Rebuttal to Berger et al., TOPLAS 2019
Berger et al., published in TOPLAS 2019, is a critique of our 2014 FSE conference abstract and its archival version, the 2017 CACM paper: A Large-Scale Study of Programming Languages and Code Quality in Github. In their paper Berger et al. make academic claims about the veracity of our work. Here, we respond to their technical and scientific critiques aimed at our work, attempting to stick with scientific discourse. We find that Berger et al. largely replicated our results, and agree with us in their conclusion: that the effects (in a statistical sense) found in the data are small, and should be taken with caution, and that it is possible that an absence of effect is the correct interpretation. Thus, our CACM paper’s conclusions still hold, even more so now that they have been reproduced, and our paper is eminently citable.
💡 Research Summary
The paper is a point‑by‑point rebuttal to the 2019 TOPLAS article “On the Impact of Programming Languages on Code Quality: A Reproduction Study,” which criticized the authors’ earlier work on programming languages and bug proneness. The authors clarify that their 2017 CACM journal article supersedes the 2014 FSE conference version and that the journal version already incorporated many improvements, including corrected TypeScript identification and additional control variables.
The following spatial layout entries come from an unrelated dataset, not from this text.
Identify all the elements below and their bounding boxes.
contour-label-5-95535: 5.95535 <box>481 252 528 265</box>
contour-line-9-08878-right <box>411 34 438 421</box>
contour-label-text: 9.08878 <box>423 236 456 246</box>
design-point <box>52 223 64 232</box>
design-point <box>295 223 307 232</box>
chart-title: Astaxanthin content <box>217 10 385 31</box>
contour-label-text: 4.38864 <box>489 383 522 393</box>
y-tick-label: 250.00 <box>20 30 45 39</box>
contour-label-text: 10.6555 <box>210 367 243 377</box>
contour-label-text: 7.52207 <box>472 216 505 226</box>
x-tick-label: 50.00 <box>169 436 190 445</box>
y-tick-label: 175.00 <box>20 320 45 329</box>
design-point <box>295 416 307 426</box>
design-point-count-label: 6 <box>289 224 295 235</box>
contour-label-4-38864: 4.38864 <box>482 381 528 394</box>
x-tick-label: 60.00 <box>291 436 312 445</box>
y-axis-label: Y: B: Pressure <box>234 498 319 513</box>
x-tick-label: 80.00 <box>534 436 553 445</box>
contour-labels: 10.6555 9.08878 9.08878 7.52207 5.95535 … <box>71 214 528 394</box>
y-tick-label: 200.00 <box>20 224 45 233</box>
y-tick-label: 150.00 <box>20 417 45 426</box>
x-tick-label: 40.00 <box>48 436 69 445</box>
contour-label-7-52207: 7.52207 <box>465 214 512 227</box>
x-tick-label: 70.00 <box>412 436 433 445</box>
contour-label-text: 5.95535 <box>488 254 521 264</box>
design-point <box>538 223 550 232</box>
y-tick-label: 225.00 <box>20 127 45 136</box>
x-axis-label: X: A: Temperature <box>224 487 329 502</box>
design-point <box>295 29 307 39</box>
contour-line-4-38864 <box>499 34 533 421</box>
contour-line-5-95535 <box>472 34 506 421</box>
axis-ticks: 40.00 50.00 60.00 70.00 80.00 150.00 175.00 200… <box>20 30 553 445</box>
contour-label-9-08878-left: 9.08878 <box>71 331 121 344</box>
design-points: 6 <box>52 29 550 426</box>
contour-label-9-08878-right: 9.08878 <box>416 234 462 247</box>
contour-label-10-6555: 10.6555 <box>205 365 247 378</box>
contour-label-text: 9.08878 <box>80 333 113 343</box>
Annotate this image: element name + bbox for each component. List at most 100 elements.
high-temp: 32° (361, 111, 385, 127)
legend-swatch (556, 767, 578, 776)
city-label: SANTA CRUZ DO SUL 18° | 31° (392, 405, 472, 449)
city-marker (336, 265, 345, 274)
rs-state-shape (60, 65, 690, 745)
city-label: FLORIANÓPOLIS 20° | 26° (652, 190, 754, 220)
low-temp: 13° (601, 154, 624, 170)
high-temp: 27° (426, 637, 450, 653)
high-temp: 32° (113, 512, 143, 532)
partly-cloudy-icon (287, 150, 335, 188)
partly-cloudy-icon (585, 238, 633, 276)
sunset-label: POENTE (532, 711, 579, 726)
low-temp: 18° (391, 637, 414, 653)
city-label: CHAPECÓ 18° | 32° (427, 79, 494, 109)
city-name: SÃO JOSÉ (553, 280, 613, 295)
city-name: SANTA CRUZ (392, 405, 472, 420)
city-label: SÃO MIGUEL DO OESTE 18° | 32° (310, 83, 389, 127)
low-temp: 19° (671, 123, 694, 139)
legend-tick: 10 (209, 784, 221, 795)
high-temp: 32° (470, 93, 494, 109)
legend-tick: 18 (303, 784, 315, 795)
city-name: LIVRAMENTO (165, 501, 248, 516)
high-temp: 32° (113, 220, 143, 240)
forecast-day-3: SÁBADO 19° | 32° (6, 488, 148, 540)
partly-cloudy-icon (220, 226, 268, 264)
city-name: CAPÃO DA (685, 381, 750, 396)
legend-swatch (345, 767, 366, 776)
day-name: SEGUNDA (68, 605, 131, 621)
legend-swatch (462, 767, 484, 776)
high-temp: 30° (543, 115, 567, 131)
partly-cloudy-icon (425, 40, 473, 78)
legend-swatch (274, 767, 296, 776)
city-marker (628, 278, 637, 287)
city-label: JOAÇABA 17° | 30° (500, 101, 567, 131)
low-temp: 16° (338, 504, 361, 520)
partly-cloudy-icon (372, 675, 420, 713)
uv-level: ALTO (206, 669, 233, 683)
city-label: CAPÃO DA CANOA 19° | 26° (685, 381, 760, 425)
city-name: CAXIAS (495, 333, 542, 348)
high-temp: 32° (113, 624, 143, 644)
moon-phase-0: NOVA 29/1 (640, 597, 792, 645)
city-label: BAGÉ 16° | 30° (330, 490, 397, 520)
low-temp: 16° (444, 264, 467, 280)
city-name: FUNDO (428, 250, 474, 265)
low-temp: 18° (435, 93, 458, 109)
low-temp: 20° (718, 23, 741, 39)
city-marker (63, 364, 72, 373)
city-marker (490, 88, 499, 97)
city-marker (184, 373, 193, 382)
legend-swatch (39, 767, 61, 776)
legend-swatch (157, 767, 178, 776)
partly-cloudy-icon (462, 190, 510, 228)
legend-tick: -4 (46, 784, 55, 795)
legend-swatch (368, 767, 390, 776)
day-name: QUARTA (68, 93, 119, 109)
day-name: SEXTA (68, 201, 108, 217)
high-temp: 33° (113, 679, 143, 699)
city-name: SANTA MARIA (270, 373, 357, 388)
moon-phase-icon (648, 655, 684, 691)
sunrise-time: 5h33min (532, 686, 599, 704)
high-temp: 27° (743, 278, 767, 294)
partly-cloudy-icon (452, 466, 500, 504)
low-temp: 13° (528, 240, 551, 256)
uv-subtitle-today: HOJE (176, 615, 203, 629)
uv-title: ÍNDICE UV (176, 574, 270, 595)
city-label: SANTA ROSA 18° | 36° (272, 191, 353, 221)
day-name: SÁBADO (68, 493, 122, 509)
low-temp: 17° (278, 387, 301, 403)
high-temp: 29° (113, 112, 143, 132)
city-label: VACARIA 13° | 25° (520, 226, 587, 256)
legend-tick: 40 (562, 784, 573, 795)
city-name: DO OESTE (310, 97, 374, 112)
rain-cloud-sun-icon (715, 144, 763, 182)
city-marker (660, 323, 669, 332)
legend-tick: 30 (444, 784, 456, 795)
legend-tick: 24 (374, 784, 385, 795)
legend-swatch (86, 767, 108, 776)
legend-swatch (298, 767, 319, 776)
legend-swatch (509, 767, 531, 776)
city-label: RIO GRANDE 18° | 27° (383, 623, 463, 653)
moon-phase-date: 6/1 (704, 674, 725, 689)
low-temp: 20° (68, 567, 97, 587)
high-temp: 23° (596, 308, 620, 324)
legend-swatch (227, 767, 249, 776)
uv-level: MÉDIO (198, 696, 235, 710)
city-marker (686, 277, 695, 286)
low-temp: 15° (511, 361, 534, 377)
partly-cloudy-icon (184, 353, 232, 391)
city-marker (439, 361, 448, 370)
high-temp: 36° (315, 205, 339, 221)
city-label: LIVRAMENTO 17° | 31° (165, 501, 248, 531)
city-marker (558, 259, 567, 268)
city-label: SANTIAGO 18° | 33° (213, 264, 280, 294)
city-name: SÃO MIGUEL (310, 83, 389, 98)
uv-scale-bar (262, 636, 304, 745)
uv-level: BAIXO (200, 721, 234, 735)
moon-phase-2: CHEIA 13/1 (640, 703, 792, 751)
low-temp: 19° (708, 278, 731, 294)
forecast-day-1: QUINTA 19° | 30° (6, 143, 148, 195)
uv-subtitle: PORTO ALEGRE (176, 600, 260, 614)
The rebuttal first emphasizes that the original study did control for project size, number of commits, age, and number of developers by including log‑transformed variables in the regression models (Table 6 of CACM). Therefore, the claim that size differences were ignored is factually incorrect.
Next, the authors address the accusation of “uncontrolled effects.” They argue that while no empirical study can control every possible factor, they deliberately controlled for the most influential covariates known in software‑engineering research, following standard practice in fields such as public health and economics.
Regarding duplicated commits (<2 % of the data), the authors note that such a small proportion cannot materially bias the results, especially since no evidence is presented that duplicated commits are systematically more or less buggy.
The missing‑data criticism (up to 80 % for Perl) is explained as a consequence of using only primary file extensions from GitHub Linguist. For Perl many projects use the secondary “.pm” extension, which was excluded to avoid type‑I errors. Consequently, only Perl shows a large apparent loss; all other languages have missing‑data rates below 15 %. The authors argue this does not threaten the validity of the findings.
On language‑identification errors, the authors admit a TypeScript mis‑classification in the original FSE paper, but they corrected it promptly and used the corrected data in the CACM version. TOPLAS, however, compared its results to the outdated FSE version, which the authors view as a selective citation. The V8 JavaScript case is defended by noting that test‑file modifications are a legitimate part of maintenance work; only about 22 % of V8 JavaScript commits are pure test additions, and many real bugs are fixed by adding lines only.
Statistical methodology is a central point of contention. The authors state that CACM applied a False Discovery Rate (FDR) correction, which balances Type‑I and Type‑II errors appropriately for a study with many hypotheses. TOPLAS instead applied a Bonferroni correction, which is overly conservative and would render almost all effects non‑significant. Moreover, TOPLAS compared regression coefficients across models that have different predictor sets (e.g., splitting a “static/strong” category into two separate variables). Such cross‑model coefficient comparison is statistically unsound and can lead to ecological fallacy or Simpson’s paradox.
The authors also highlight that TOPLAS’s “repetition” section actually performed a “reanalysis” for RQ1 only, using newly gathered data and a different language classification. For RQ2–RQ4, TOPLAS’s results align with the original findings: functional languages show a slight (statistically significant) reduction in bug proneness, and domain does not correlate with defect rates. Hence, the claim that the original study is “beyond repair” is contradicted by the fact that TOPLAS independently reproduced the same qualitative conclusions.
In summary, the rebuttal argues that: (1) the original study’s methodology was sound and already accounted for major confounders; (2) data issues raised by TOPLAS are either negligible or stem from methodological choices that were deliberately conservative; (3) statistical criticisms are based on an inappropriate use of Bonferroni correction and on comparing incomparable regression models; (4) TOPLAS’s replication actually confirms the original results, despite its narrative suggesting otherwise. Consequently, the authors maintain that the conclusions of the CACM 2017 paper—programming language effects on bug proneness are small, statistically modest, and should be interpreted with caution—remain valid and the paper is fully citable.